My grandpa was crying now. I may have been too.

“Are you sure you want to keep going grandpa?”

“You need to know.” He said. He wiped his eyes and began again.

“When we got home, the sitter was a wreck. She was screaming about how she and your mother were playing hide and seek, but your mother had been hiding without being found for three hours.

“You hear these horror stories of kids locking themselves in dryers and things. We panicked and split up to search the house, calling her name.

“Your grandmother went to search the basement, and after I had looked through your mother’s room, I went down to check on her.

“She was sitting in front of that antique mirror sobbing and screaming at it ‘give me back my daughter! Please, take me instead!’

“I was walking up to her and said ‘baby, what’s going on?’ and she said ‘she is in there, I see her, it took her, give me back my daughter’

“I was almost to the point I could see the reflection, when the sitter yelled down the stairs that she had found your mother in her room, hiding under the bed.

“I had checked under the bed, so that meant your mother had been running around actively avoiding us. I was pissed, especially seeing the state your grandmother was in over it. She was probably 10 by then; she should’ve known better.

“We both ran upstairs and gave her a hug, but I told her she was grounded for a month and should know better not to make us worry like that. She just looked at her feet and apologized.

“After that, your grandmother became convinced that your mother had been replaced that night. She told me that your mother had started writing with her left hand instead of her right. There was a scar on her left ankle that had switched sides too. Finally she told me that she kept seeing our real daughter in the mirror in the basement, so she must have been replaced by something else.

“I talked to her about getting therapy, and she stopped talking to me about it. I thought maybe it had resolved on its own.

“I came home one day to your mother locked in her room while your grandmother pounded on the door with a kitchen knife in her hand. She was saying ‘give me back my daughter, you bitch’

“I tried to talk to her, but she lunged at me with the knife and accused me of being replaced too. I didn’t know what to do, so I called 911. It killed me to do it.

“Your grandmother looked at me with this hurt expression, one I’ll never forget, as I hung up the phone. She ran into the basement.

“I stood by the door to the basement until the cops showed up, but when we went downstairs, she was gone. Just vanished. There was no other way out of the basement.

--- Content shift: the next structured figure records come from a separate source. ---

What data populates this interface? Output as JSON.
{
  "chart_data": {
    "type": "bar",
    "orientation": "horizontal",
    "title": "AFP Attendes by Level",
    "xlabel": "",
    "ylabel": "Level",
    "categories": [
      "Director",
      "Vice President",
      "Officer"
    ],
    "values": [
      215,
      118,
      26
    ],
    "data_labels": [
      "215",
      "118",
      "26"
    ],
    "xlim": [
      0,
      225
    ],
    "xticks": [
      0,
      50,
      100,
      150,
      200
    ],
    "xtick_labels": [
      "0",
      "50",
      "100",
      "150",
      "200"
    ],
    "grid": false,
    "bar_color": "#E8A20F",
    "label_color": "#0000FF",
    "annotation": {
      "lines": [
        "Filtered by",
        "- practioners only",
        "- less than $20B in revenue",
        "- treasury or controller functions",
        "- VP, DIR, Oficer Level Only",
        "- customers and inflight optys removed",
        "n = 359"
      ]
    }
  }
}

“The cops took my statement, and eventually we settled on the idea that she hadn’t run into the basement, and I had mistaken which door she used in the heat of the moment.

“They never found her, but I started seeing her in the mirrors. First just the one in the basement, then all throughout the house.

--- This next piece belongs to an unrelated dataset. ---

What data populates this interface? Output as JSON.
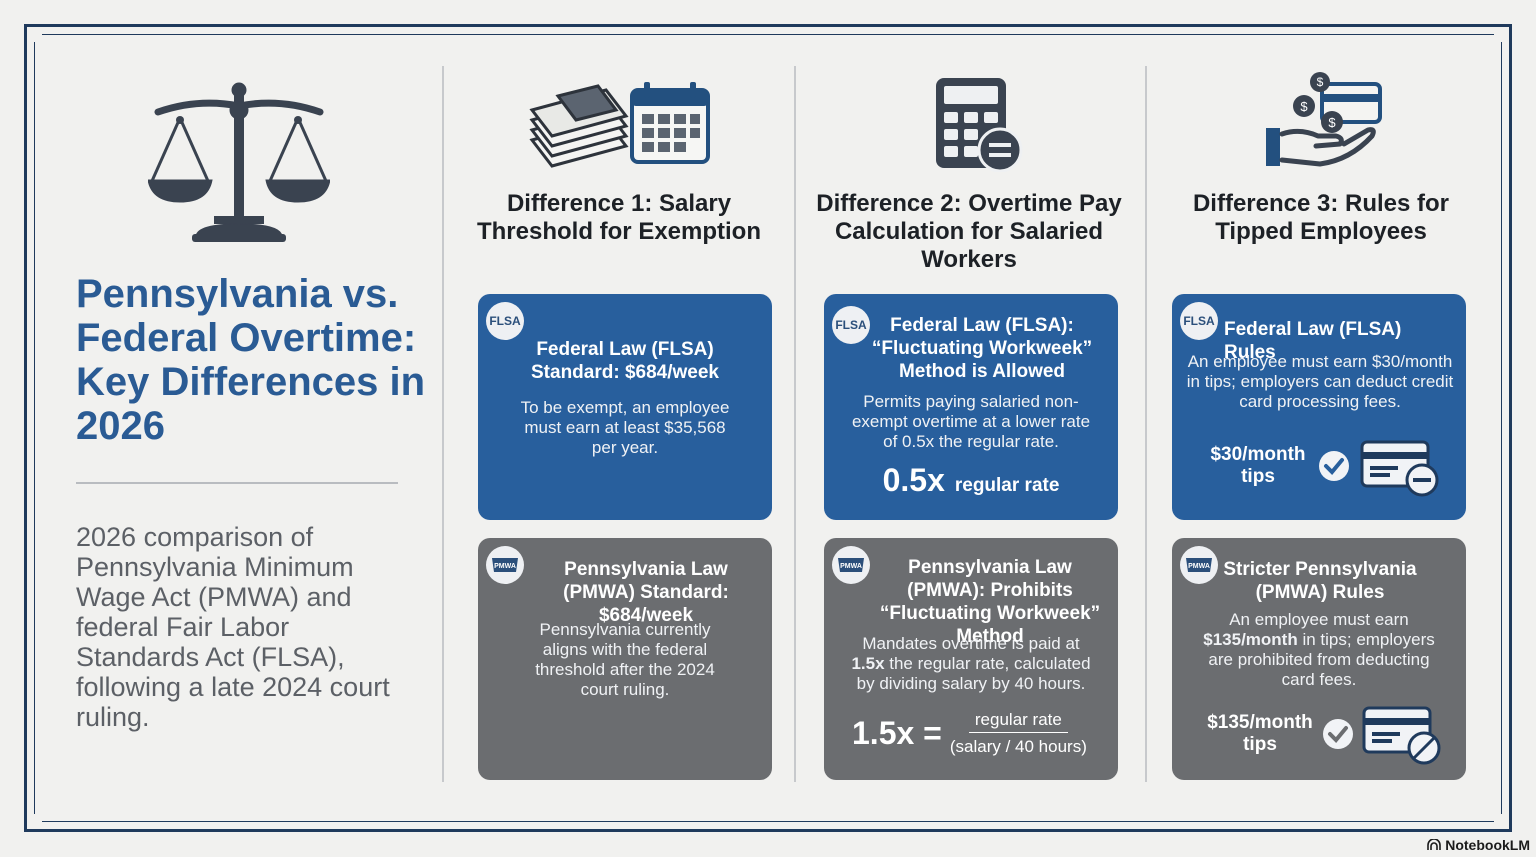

“We moved to another house and it stopped for a bit, then got worse. Even in the mirrors at work I saw her. I put these drapes up at home to get some peace. I’ve been doing it ever since.”

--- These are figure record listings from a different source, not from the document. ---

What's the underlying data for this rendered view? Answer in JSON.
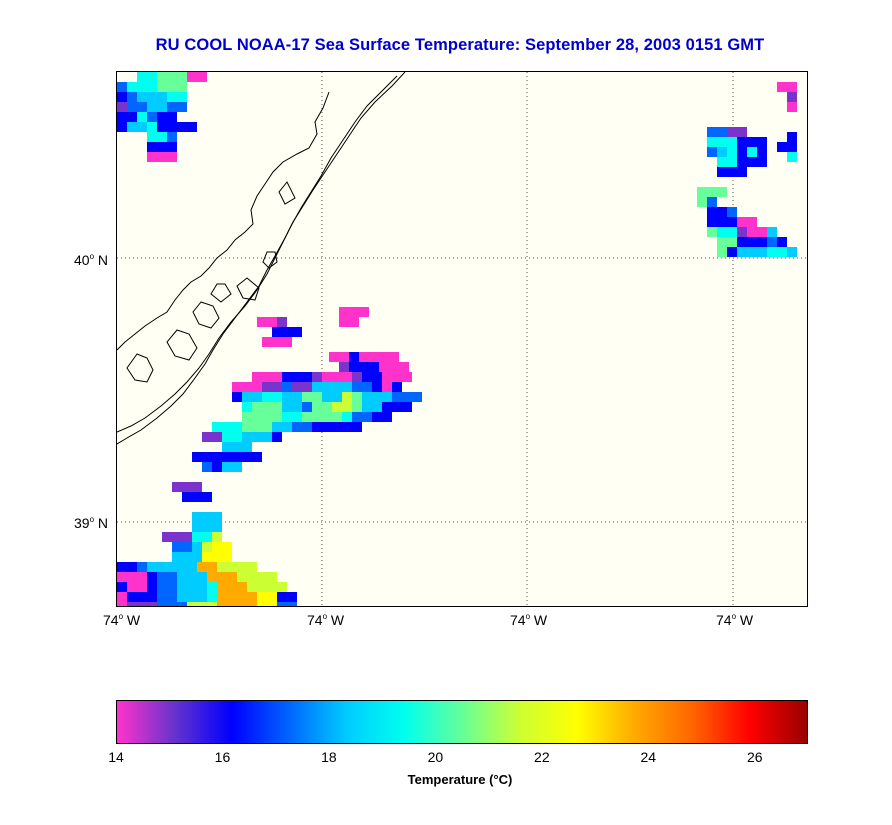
{
  "title": "RU COOL  NOAA-17  Sea Surface Temperature:  September 28, 2003 0151 GMT",
  "map": {
    "lat_labels": [
      {
        "text": "40",
        "unit": "N"
      },
      {
        "text": "39",
        "unit": "N"
      }
    ],
    "lon_labels": [
      {
        "text": "74",
        "unit": "W"
      },
      {
        "text": "74",
        "unit": "W"
      },
      {
        "text": "74",
        "unit": "W"
      },
      {
        "text": "74",
        "unit": "W"
      }
    ]
  },
  "colorbar": {
    "title": "Temperature (°C)",
    "min": 14,
    "max": 27,
    "tick_values": [
      "14",
      "16",
      "18",
      "20",
      "22",
      "24",
      "26"
    ],
    "colors": [
      "#ff33cc",
      "#6633cc",
      "#0000ff",
      "#0066ff",
      "#00ccff",
      "#00ffee",
      "#66ff99",
      "#ccff33",
      "#ffff00",
      "#ffaa00",
      "#ff6600",
      "#ff0000",
      "#990000"
    ]
  }
}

He stopped. My head was still catching up.

“Can anyone else see her?”

He laughed, stood up, and walked over to a curtain on the wall. “You want to know if I’m just going mad? Let’s see.”

He pulled the curtains and smiled sadly at the mirror. I couldn’t see anything while seated, but I stood and froze.

An elderly woman stood on the other side of the mirror, behind my grandfather’s reflection. I had assumed he had PTSD or something. My mind was breaking. He pulled the curtains shut.

“You saw her? Not everyone can” he said

“Am…am I going crazy?” I asked

“I’ve been asking myself that for years, sweetheart. Sometimes I think your grandmother may have been the sane one.”

I finished my visit with him somewhat stunned and went to check-in to my hotel. I am staying a few more days.

Just before writing this post, my mom called me to see how my visit with grandpa went.

“Talk about anything interesting?” She asked

I couldn’t answer. I had glanced at the mirror instinctively when she asked and saw my mother’s reflection looking back at me.

“Hello, did I lose you?” She said

“Not really, just hospital stuff. Sorry, I got a text” I said, forcing myself back.

After I got off the phone, I put a sheet over the mirror.